Researchers use high-speed cameras to reveal bubbles that burst like blooming flowers

The oil industry, pharmaceutical companies and bioreactor manufacturers all face a common enemy: bubbles. Bubbles can form during the manufacture or transport of various liquids, and their formation and rupture can cause significant product quality problems.

Inspired by these questions and the puzzling physics behind bubbles, an international scientific collaboration was born. Gerald Fuller, chemical engineer from Stanford University, with his doctorate. students Aadithya Kannan and Vinny Chandran Suja, as well as visiting doctoral students. University of Naples student Daniele Tammaro has teamed up to study how different types of bubbles burst.

The researchers were particularly interested in bubbles containing proteins embedded on their surface, which is common in the pharmaceutical industry and in bioreactors used for cell culture. In an unexpected result, the researchers found that the protein bubbles they were studying opened like flowers when they burst with a needle. Their results are detailed in a study published in the journal of the Proceedings of the National Academy of Sciences July 19.

“What really strikes me is that even after all these years of research, bubble physics continues to surprise us with phenomena of unexpected beauty,” said Suja.

Burst the bubble

Bubbles can burst in different ways, depending on their physical and chemical properties. One important property is called viscoelasticity.

“Most of the materials around us aren’t actually perfectly liquid like water or olive oil. Nor are they perfectly elastic, like a pencil eraser.
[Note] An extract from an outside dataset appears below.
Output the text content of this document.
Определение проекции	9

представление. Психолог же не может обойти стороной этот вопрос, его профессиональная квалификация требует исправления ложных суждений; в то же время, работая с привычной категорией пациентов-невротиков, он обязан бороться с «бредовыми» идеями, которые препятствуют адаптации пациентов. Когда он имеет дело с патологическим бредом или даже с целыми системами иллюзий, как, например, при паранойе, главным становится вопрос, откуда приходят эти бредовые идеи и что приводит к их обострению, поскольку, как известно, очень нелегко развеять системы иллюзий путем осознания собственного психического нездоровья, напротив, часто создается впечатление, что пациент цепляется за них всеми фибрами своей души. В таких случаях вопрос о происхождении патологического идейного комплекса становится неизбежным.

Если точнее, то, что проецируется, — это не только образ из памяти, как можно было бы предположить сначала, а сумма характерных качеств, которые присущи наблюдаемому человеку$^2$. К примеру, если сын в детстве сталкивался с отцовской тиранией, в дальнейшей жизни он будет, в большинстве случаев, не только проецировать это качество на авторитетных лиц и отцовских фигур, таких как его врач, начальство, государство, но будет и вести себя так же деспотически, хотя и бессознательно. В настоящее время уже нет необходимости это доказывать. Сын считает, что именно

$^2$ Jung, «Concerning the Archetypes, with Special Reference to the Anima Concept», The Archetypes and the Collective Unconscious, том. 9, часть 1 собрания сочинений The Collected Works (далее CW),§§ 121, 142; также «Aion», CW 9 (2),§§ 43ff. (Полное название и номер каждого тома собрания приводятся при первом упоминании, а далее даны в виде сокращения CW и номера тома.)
They fall somewhere in between. explained Fuller, who is Professor Fletcher Jones II in the School of Engineering and co-led the study with Professor Pier Luca Maffettone of the University of Naples.

This “intermediate” state is called viscoelasticity, and researchers have found that unlike conventional soap bubbles, viscoelastic bubbles that have both liquid and solid properties deform and take on shapes that mimic a blooming flower.
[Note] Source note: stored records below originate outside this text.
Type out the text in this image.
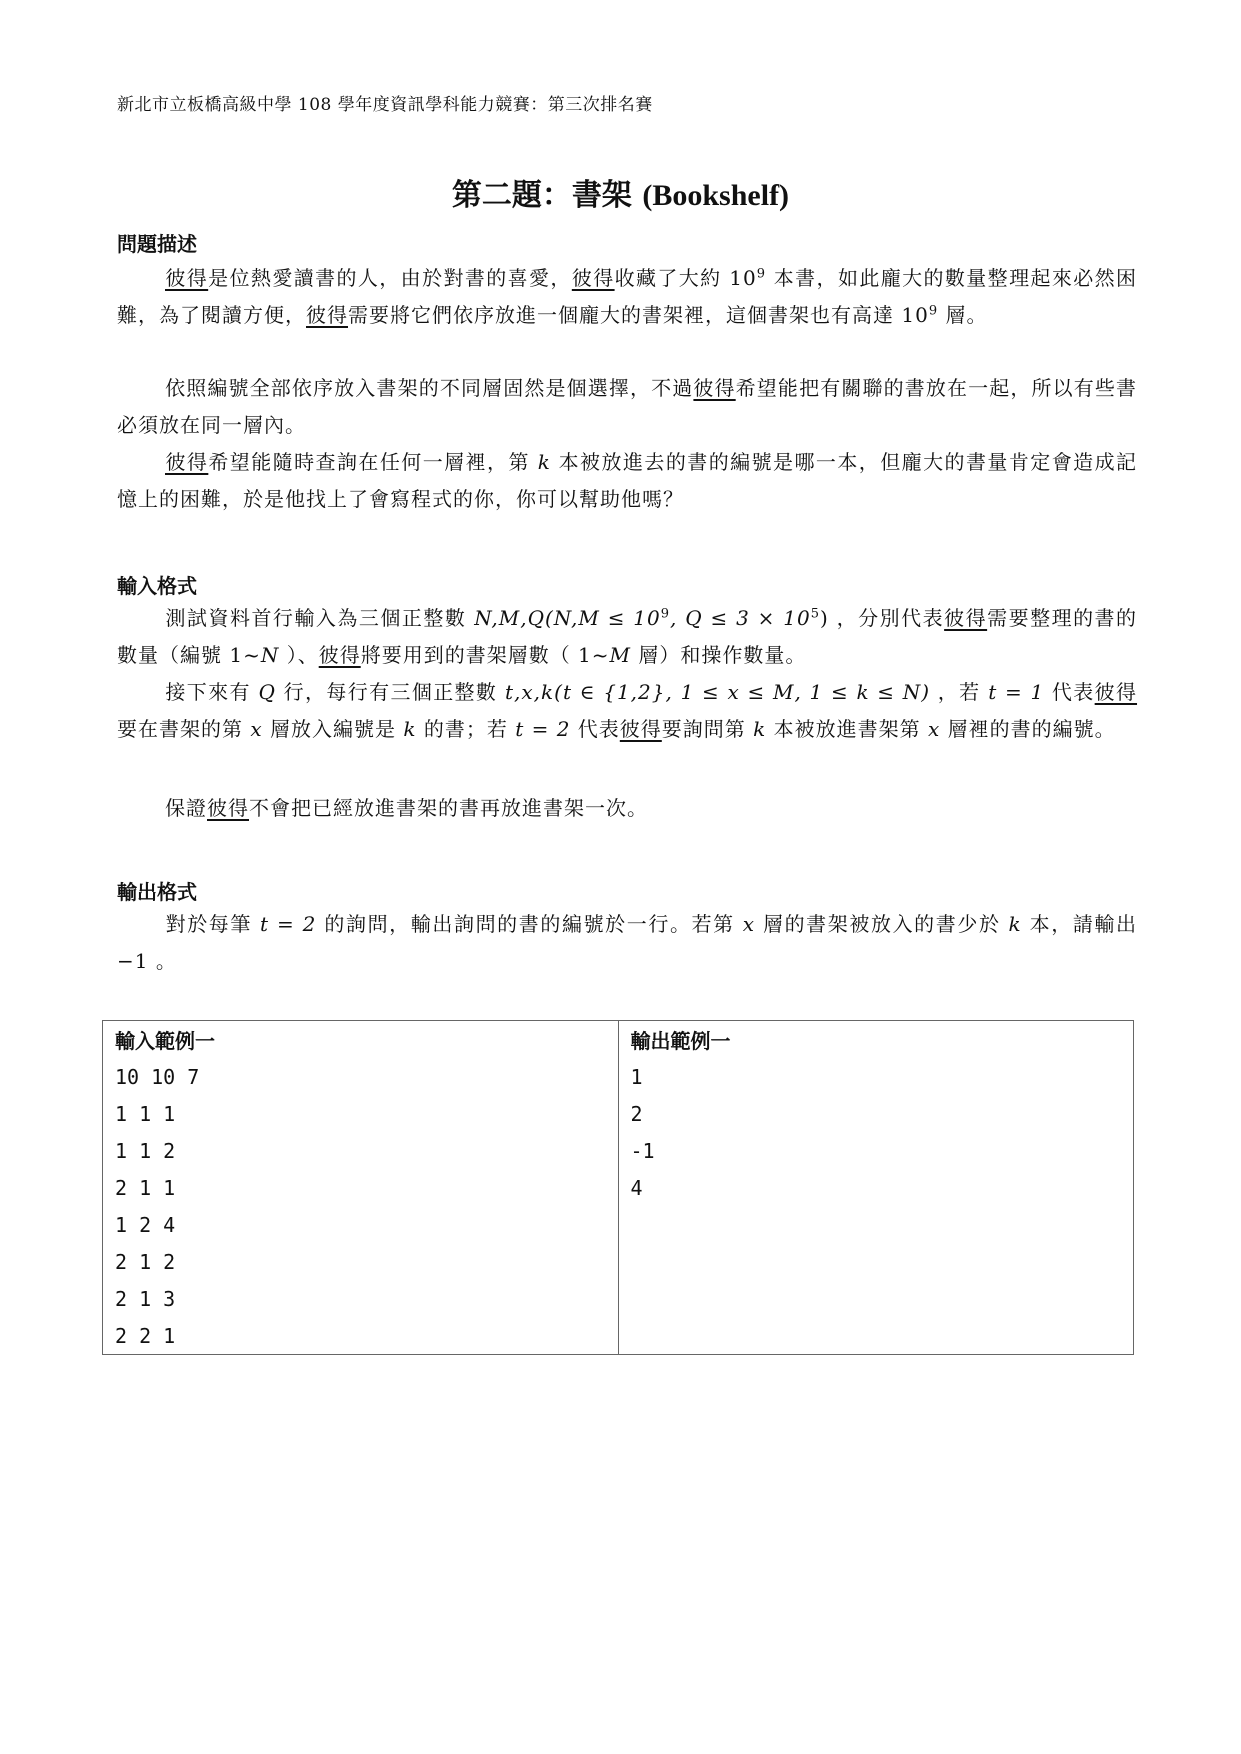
新北市立板橋高級中學 108 學年度資訊學科能力競賽：第三次排名賽
第二題：書架 (Bookshelf)
問題描述
彼得是位熱愛讀書的人，由於對書的喜愛，彼得收藏了大約 $10^9$ 本書，如此龐大的數量整理起來必然困難，為了閱讀方便，彼得需要將它們依序放進一個龐大的書架裡，這個書架也有高達 $10^9$ 層。
依照編號全部依序放入書架的不同層固然是個選擇，不過彼得希望能把有關聯的書放在一起，所以有些書必須放在同一層內。
彼得希望能隨時查詢在任何一層裡，第 k 本被放進去的書的編號是哪一本，但龐大的書量肯定會造成記憶上的困難，於是他找上了會寫程式的你，你可以幫助他嗎？
輸入格式
測試資料首行輸入為三個正整數 $N,M,Q(N,M \le 10^9$, $Q \le 3 \times 10^5$) ，分別代表彼得需要整理的書的數量（編號 1~N ）、彼得將要用到的書架層數（ 1~M 層）和操作數量。
接下來有 Q 行，每行有三個正整數 t,x,k(t ∈ {1,2}, 1 ≤ x ≤ M, 1 ≤ k ≤ N) ，若 t = 1 代表彼得要在書架的第 x 層放入編號是 k 的書；若 t = 2 代表彼得要詢問第 k 本被放進書架第 x 層裡的書的編號。
保證彼得不會把已經放進書架的書再放進書架一次。
輸出格式
對於每筆 t = 2 的詢問，輸出詢問的書的編號於一行。若第 x 層的書架被放入的書少於 k 本，請輸出 −1 。
輸入範例一	輸出範例一
10 10 7	1
1 1 1	2
1 1 2	-1
2 1 1	4
1 2 4	
2 1 2	
2 1 3	
2 2 1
But as Tammaro notes, “With our eyes it is not possible to see how the hole opens when a bubble bursts, so we just see a bubble disappearing.”
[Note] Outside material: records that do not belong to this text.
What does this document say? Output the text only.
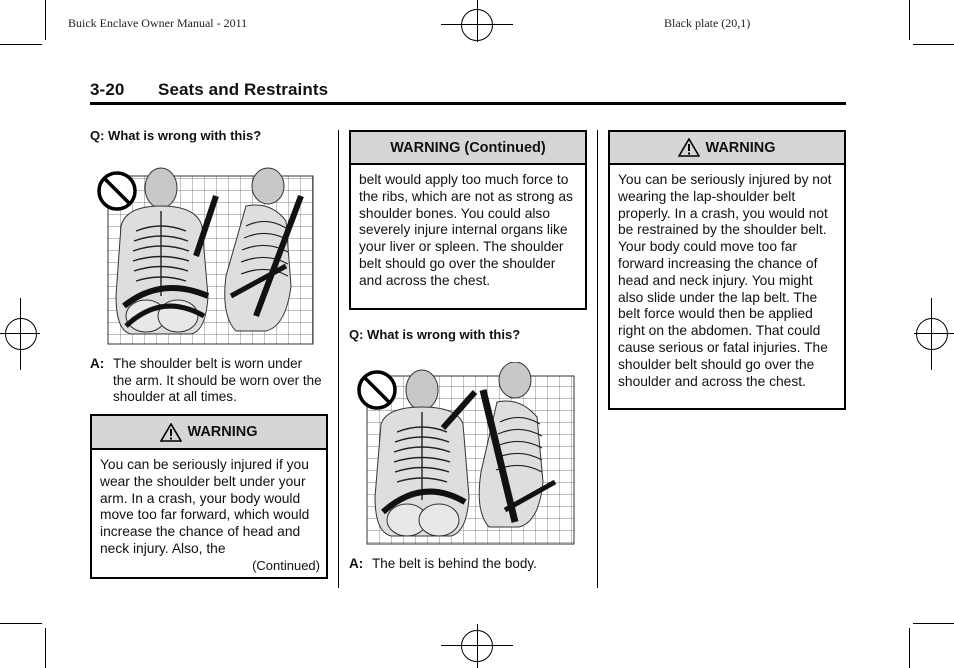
Buick Enclave Owner Manual - 2011	Black plate (20,1)
3-20 Seats and Restraints
Q: What is wrong with this?
A: The shoulder belt is worn under the arm. It should be worn over the shoulder at all times.
WARNING
You can be seriously injured if you wear the shoulder belt under your arm. In a crash, your body would move too far forward, which would increase the chance of head and neck injury. Also, the
(Continued)
WARNING (Continued)
belt would apply too much force to the ribs, which are not as strong as shoulder bones. You could also severely injure internal organs like your liver or spleen. The shoulder belt should go over the shoulder and across the chest.
Q: What is wrong with this?
A: The belt is behind the body.
WARNING
You can be seriously injured by not wearing the lap-shoulder belt properly. In a crash, you would not be restrained by the shoulder belt. Your body could move too far forward increasing the chance of head and neck injury. You might also slide under the lap belt. The belt force would then be applied right on the abdomen. That could cause serious or fatal injuries. The shoulder belt should go over the shoulder and across the chest.
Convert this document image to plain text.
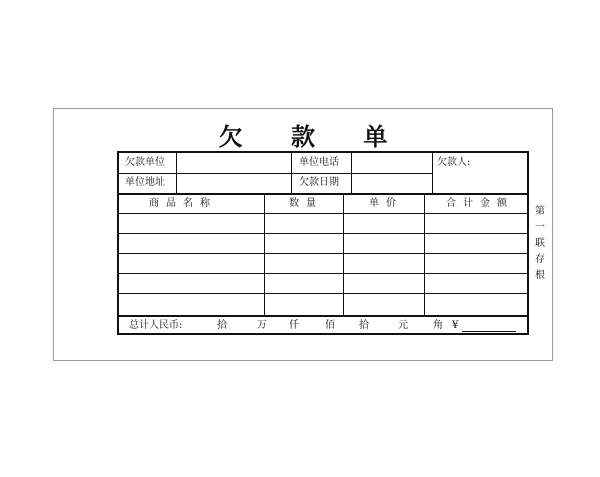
欠 款 单
欠款单位	单位电话	欠款人:
单位地址	欠款日期
商品名称	数量	单价	合计金额
总计人民币:	拾	万 仟	佰 拾	元	角 ¥
第一联存根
The researchers therefore used high-speed cameras operating at 20,000 images per second, more than 300 times faster than a human eye, to capture and study the phenomenon.

“While I was working on my thesis on bubble coalescence in biologic drug formulations, I decided to examine bubble rupture using a high speed camera that we had in our lab”, Kannan said. “When we did that, we saw that this bubble, which had proteins on its surface, actually exhibited a very different disruption mechanism than what we traditionally expected.”

In the laboratory, the researchers soaked a metal ring in a solution of proteins with viscoelastic properties. They then carefully inflated bubbles on this ring using a highly controlled airflow. Once the bubbles were large enough, they came in contact with a hanging needle and burst.

As the video shows, when the bubbles hit the needle, the surface peels off like petals. This peeling occurs because the viscoelastic properties on the surface allow the solution to have stronger characteristics than common soap bubbles. Kannan compared this special bursting bubble to a bursting balloon, which also peels off like a flower.

Investigate the physics of bubbles

Once the flowering phenomenon was sufficiently observed, the researchers began to develop analytical models of the burst. Using current knowledge of bubble dynamics and mathematical models, the team presented a set of promising computer reproductions of blooming bubbles in their paper.

By studying the formation and bursting of bubbles, the team hopes to eventually learn how to reduce the generation and bursting of bubbles in real-world applications. They predict that their findings will have applications in fields ranging from the production of drugs and vaccines to the transportation of oil.

“It’s really important to see how generalizable this is and how flowering is different for other systems,” Kannan concluded.